Melanie mengaku tak sepenuhnya terlibat dalam aksi unjuk rasa menolak RUU KPK dan RUU KUHP. Saat unjuk rasa berlangsung, ia sebenarnya tengah dalam situasi duka. Eyangnya, mantan Presiden BJ Habibie meninggal satu bulan sebelumnya. Ia pun memantau pergerakan melaui media sosialnya, baik Twitter maupun Instagram.
“Gue juga sibuk tahlilan eyang. Tapi tetap monitor, kalau jaringan mati, pakai VPN. Infoin gitu. kalau kalian kemana-mana, share loc sama teman,” tuturnya.
Namun demikian, perjuangan Melanie bukan tanpa resiko. Selain kerap mendapat ancaman, pekerjaannya sebagai musisi juga mendapat imbas. Beberapa kali kontrak kerjanya dibatalkan.
“Banyak sekali prodak yang tidak mau kerja sama gue. Gue sekarang susah sekali live di TV. Bahkan sebagai musisi, kalau manggung, syaratnya panjang banget,” katanya.
Menurut Melanie, sebagai musisi yang memiliki ribuan pengikut di media sosial, ia merasa bersalah jika tidak digunakan untuk kepentingan masyarakat luas. Baginya, kebebasan yang direguk generasi sekarang tak lepas dari perjuangan aktivis semisal Marsinah di jaman Pemerintahan Orde Baru, atau Widji Thukul hingga Munir.
“Dan hari ini yang kita lakukan, selain menghargai apa yang sudah lakukan dulu, ini nanti bagi generasi nanti,” jelasnya.

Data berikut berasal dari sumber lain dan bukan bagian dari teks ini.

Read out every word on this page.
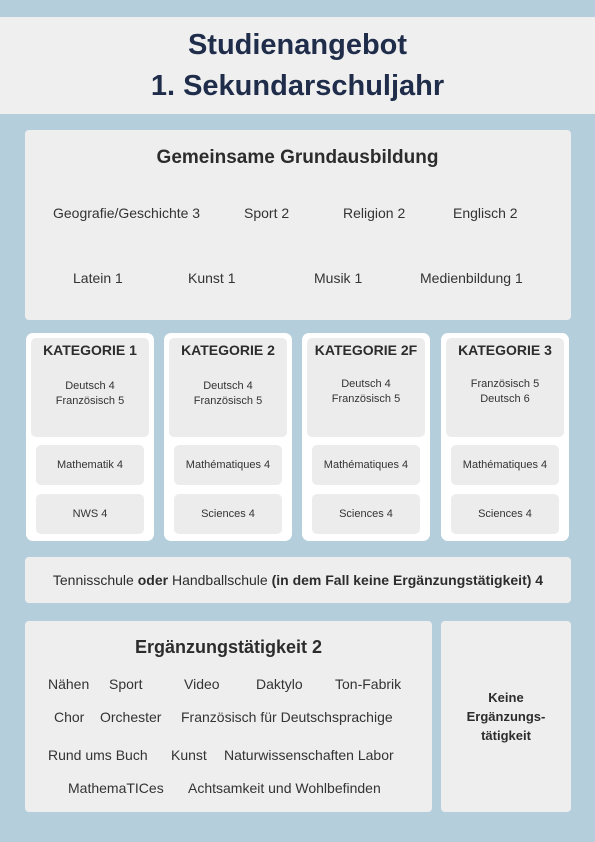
Studienangebot
1. Sekundarschuljahr
Gemeinsame Grundausbildung
Geografie/Geschichte 3	Sport 2	Religion 2	Englisch 2
Latein 1	Kunst 1	Musik 1	Medienbildung 1
KATEGORIE 1
Deutsch 4
Französisch 5
Mathematik 4
NWS 4
KATEGORIE 2
Deutsch 4
Französisch 5
Mathématiques 4
Sciences 4
KATEGORIE 2F
Deutsch 4
Französisch 5
Mathématiques 4
Sciences 4
KATEGORIE 3
Französisch 5
Deutsch 6
Mathématiques 4
Sciences 4
Tennisschule oder Handballschule (in dem Fall keine Ergänzungstätigkeit) 4
Ergänzungstätigkeit 2
Nähen Sport	Video	Daktylo Ton-Fabrik
Chor Orchester Französisch für Deutschsprachige
Rund ums Buch Kunst Naturwissenschaften Labor
MathemaTICes Achtsamkeit und Wohlbefinden
Keine
Ergänzungs-
tätigkeit
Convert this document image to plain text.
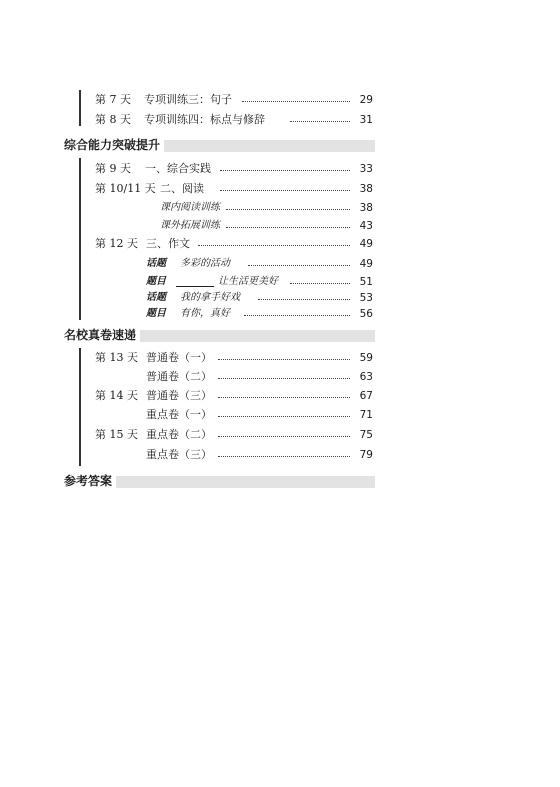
第 7 天 专项训练三：句子	29
第 8 天 专项训练四：标点与修辞	31
综合能力突破提升
第 9 天 一、综合实践	33
第 10/11 天 二、阅读	38
课内阅读训练	38
课外拓展训练	43
第 12 天 三、作文	49
话题 多彩的活动	49
题目	让生活更美好	51
话题 我的拿手好戏	53
题目 有你，真好	56
名校真卷速递
第 13 天 普通卷（一）	59
普通卷（二）	63
第 14 天 普通卷（三）	67
重点卷（一）	71
第 15 天 重点卷（二）	75
重点卷（三）	79
参考答案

Band asal Yogyakarta, Tahsoora. Foto: Tajukflores.com
Komisioner Komnas HAM, Amiruddin Al Rahab mengatakan keterlibatan publik figur seperti para musisi dan seniman dalam menyuarakan isu-isu kemanusiaan merupakan suatu hal yang positif. Menurut Amiruddin, pengaruh mereka yang kuat di tengah masyarakat akan berdampak terhadap isu-isu HAM.
“Setiap warga negara RI, siapa pun, apa pun profesinya, memang mesti ada kepedulian terhadap hak asasi manusia. Apalagi sosok-sosok individu yang memiiki pengaruh publik, itu kan positif,” kata Amiruddin kepada Alinea.id beberapa waktu lalu.
Meksi demikian, Amiruddin mengaku Komnas HAM belum memiliki data sejauh mana sumbangsih mereka sejauh ini. Intinya, kata dia, musisi yang berbicara HAM merupakan suatu hal yang positif.
“Yang bisa kita lihat, sosok indvidu yang memiliki pengaruh publik, ketika berbicara HAM, itu positif,” jelasnya.
Senada, Koordinator KontraS Yeti Andriyani mengatakan sejumlah musisi dan seniman sejauh ini konsisten untuk mengisi Kamisan. Dukungan mereka disebutnya sebagai suatu hal yang positif dalam penyelesaian berbagai kasus HAM seperti tragedi Semanggi I, Semanggi II, Trisakti, Tragedi 13-15 Mei 1998, Talangsari, Tanjung Priok, Tragedi 1965, dan sebagainya.
“Karena dukungan mereka memnunjukkan perjuangan melawan lupa, perjuangan melawan pelanggaran HAM itu bukan dari keluarga korban saja, tapi juga dari musisi dan artis,” kata Yeti.
Menurut Yeti, keterlibatan artis dan seniman juga seharusnya menjadi sinyal bagi pemerintahan Presiden Joko Widodo untuk menuntaskan berbagai kasus pelanggaran HAM. “Karena penyelesaian masalah ini berguna bagi banyak pihak, termasuk kalangan musisi dan sebagainya,” ujarnya.